Someone has recently said that "the trend of religious thought in our day is in the direction of the substitution of social utility for theological sanction. We ask of the new thing presented to our consideration, not is it in accord with the divine will, but rather is it likely to benefit humanity?" Statements of this nature are becoming more and more frequent today and suggest some grave and interesting questions. Is advancing thought bearing us farther and farther away from the possibility of any recourse to a will above the human? Are those who look to physical science for the final amelioration of the human lot true prophets of the future? And is our only refuge from this grosser materialism the more refined materialism of that doctrine of immanence which in various systems of the day identifies Deity with the human mind and will?
We are at a dividing of the ways. It is certainly true that creeds and mere beliefs are fast losing their hold upon men; that the emphasis is on the practical significance of things nowadays, and that abstractions which have no relation to the conduct of life find little place in the advancing tides of thought, but are swept aside like so much debris in the course of live currents. It is small wonder, then, that the timid and conservative cry out upon the prevailing spirit as an altogether destructive and irreverent one, or that the bold and overconfident are inclined to protest that nothing is stable, not even truth!

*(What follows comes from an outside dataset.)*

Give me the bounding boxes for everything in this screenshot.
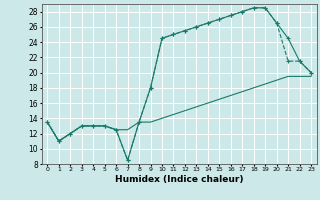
X-axis label: Humidex (Indice chaleur): Humidex (Indice chaleur) xyxy=(115,175,244,184)
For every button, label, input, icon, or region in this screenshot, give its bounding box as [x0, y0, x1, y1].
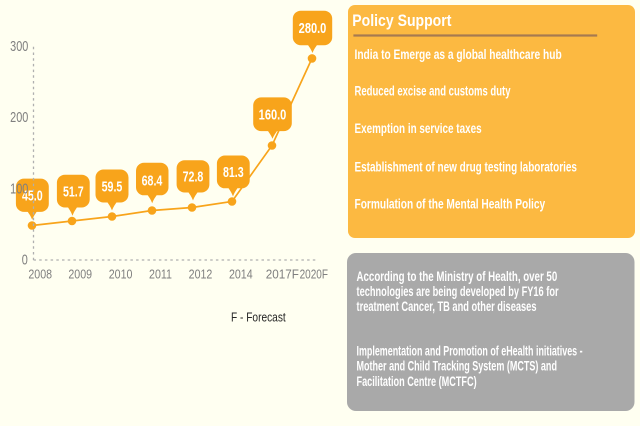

To the upholder of the cherished theological traditions the situation is a really serious one. There would seem to be no basis of reconciliation between the age-old concepts of Deity and the present-day assertions of the authority of humanity, and the average Christian is in the dilemma of holding to a superior intelligence so aloof from humankind that the links between them are too uncertain to admit of any definition whatever, or of adopting a pantheistic theory which would bring Deity down to the level of an imperfect humanity. It is not strange, therefore, that a religious faith resting on any such vague or unworthy basis should fail to hold the loyalty of thinkers in this analytical age.